I test dei veicoli fuoristrada NAMI S-3 e NAMI S-4 dimostrarono chiaramente che la versione «semicingolata» non permette di rivelare tutte le qualità dei cingoli pneumatici a causa degli errori introdotti dalle ruote anteriori. Per approfondire le peculiarità del loro funzionamento, nel 1964 è stato progettato un prototipo di veicolo articolato NAMI-O106, che è stato prodotto nel 1965.
Il carrello del veicolo fuoristrada NAMI-O106 era unificato con quello del veicolo NAMI S-3M. Ma era dotato di quattro cingoli pneumatici con una larghezza di 300 mm. Il NAMI-O106 è composto da due sezioni attive. Quella anteriore è sempre in funzione, mentre quella posteriore viene attivata a piacere.

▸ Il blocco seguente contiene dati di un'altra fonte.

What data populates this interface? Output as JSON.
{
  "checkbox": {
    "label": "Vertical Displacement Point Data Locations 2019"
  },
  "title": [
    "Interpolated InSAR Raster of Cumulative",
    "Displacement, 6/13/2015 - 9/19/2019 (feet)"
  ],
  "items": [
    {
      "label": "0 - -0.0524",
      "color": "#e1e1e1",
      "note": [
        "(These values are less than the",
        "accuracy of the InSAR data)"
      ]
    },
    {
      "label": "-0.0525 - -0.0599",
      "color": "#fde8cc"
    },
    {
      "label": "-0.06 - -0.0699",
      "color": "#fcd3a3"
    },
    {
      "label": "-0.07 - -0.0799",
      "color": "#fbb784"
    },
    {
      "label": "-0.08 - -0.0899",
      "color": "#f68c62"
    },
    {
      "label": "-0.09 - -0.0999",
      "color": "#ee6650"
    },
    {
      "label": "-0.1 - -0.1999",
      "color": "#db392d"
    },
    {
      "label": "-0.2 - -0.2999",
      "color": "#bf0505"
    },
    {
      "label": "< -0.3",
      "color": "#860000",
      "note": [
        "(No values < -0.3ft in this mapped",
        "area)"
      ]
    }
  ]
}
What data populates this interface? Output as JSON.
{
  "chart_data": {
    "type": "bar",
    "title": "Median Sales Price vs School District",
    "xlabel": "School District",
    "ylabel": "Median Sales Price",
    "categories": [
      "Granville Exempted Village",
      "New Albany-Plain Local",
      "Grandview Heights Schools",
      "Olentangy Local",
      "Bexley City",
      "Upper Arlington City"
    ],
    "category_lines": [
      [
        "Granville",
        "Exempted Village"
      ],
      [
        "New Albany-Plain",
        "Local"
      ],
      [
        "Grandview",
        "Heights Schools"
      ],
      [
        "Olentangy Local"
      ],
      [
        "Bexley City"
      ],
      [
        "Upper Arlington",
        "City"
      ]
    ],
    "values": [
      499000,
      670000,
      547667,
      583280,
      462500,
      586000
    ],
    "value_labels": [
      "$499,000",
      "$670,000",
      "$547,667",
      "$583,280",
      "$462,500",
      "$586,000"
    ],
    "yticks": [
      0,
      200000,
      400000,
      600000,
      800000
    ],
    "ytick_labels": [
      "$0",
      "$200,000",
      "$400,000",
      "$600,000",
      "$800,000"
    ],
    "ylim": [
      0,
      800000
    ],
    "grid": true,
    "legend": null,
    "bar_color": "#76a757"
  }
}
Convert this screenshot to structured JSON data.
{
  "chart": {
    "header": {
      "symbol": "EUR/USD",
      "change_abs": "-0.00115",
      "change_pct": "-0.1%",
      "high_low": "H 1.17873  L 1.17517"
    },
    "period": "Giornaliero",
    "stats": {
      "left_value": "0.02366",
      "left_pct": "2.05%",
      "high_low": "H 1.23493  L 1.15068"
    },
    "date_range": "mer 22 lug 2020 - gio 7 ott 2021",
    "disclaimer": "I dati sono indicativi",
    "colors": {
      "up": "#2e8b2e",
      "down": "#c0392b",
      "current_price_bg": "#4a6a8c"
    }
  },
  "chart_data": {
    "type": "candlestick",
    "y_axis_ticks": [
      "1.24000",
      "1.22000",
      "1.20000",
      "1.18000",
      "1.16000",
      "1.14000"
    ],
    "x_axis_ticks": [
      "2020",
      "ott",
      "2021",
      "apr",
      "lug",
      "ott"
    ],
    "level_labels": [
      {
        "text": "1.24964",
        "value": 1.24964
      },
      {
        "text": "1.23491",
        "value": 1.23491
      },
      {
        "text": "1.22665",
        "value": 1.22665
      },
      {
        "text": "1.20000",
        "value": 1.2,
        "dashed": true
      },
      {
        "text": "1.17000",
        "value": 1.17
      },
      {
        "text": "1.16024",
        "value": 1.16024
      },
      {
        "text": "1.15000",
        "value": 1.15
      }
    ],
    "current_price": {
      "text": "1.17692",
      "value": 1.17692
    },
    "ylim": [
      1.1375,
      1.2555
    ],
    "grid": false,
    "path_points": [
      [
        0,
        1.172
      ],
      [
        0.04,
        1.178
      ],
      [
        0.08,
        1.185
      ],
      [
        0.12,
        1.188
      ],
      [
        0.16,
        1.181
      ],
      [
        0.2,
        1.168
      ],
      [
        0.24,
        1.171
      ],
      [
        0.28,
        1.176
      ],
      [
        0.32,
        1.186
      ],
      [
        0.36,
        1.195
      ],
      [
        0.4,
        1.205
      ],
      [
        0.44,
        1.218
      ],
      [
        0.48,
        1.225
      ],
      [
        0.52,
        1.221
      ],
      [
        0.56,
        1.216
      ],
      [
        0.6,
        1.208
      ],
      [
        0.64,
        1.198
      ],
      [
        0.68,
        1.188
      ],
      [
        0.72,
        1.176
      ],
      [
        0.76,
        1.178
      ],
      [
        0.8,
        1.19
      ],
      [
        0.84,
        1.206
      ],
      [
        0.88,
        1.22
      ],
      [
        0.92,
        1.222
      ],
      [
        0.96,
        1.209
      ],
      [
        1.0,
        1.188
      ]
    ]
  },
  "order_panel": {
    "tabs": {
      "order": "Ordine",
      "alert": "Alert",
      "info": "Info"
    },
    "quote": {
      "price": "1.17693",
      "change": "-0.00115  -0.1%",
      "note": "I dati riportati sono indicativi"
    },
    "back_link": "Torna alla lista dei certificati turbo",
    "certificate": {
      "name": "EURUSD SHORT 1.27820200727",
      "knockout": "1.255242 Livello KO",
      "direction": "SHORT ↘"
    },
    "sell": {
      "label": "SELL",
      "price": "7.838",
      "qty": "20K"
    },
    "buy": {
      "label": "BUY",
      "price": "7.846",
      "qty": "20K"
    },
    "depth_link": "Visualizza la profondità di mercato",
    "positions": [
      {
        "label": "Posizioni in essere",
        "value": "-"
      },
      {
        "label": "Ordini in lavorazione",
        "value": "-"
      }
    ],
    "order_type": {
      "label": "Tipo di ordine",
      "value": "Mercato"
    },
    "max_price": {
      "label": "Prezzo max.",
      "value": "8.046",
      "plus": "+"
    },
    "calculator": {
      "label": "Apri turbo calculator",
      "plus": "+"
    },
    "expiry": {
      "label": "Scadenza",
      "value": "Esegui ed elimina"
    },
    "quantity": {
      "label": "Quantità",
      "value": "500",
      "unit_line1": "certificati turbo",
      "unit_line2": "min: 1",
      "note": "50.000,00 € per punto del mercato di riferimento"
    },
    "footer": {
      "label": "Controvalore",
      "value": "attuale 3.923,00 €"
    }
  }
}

L’auto ha dimostrato una buona capacità di attraversamento dei terreni. Si è mossa con sicurezza su terreni accidentati, si è adattata bene alle asperità e ha superato salite ripide. L’autoarticolato ha dimostrato una buona capacità di attraversare la neve, il pantano e le strade di campagna. Il veicolo ha dimostrato un’ottima manovrabilità sulla neve. Il raggio di sterzata era di 5,5 m lungo la carreggiata del cingolo esterno. Il veicolo fuoristrada ha superato con sicurezza salite innevate ripide circa 25°.
I test sul lago hanno mostrato che il veicolo si mantiene abbastanza bene a galla, ha una buona manovrabilità, ma la trazione dei cingoli in questo caso non è chiaramente sufficiente — è auspicabile installare un’elica. È stato inoltre notato che il veicolo fuoristrada può raggiungere facilmente la riva paludosa.
Un ulteriore sforzo per migliorare le prestazioni dei cingoli pneumatici ha portato alla creazione di cingoli pneumatici a maglie (sezionali). Sono stati installati sui propulsori montati sull’assale posteriore del veicolo UAZ-469 secondo uno schema simile a quello dei veicoli NAMI 3-C e NAMI 4-C.
Negli anni ’70-’80 l’ONILVM ha sviluppato ulteriormente il tema dei cingoli pneumatici.
Fu creato lo scuotipaglia STPR-6901-01 e fu migliorato il progetto del cingolo pneumatico per gli escavatori da torbiera.
Negli anni ’80 è stata portata avanti anche la ricerca di piattaforme gommate pesanti sperimentali. Nel 1981 l’ONILVM è stata coinvolta come co-esecutore nei lavori sul tema «Studio delle caratteristiche comparative di maneggevolezza e capacità di attraversamento dei terreni di telai gommati e cingolati». È stato creato il modello di ricerca GPI-3901 di telaio gommato (4×4, 6×6, 8×8) con peso totale di 5-9 tonnellate e schema di rotazione a bordo.
Sempre in questo periodo sono stati creati e testati più di una dozzina di diversi campioni di mezzi per aumentare la capacità di cross-country dei veicoli gommati. Queste ricerche sono state condotte dal 1983 al 1987 nell’ambito di contratti economici con VNIITRANSMASH (San Pietroburgo).
L’ampia possibilità di modificare i parametri dell’ingranaggio di marcia del mock-up GPI-3901 ha permesso di effettuare ricerche approfondite sulle caratteristiche di maneggevolezza e di cross-country del telaio gommato.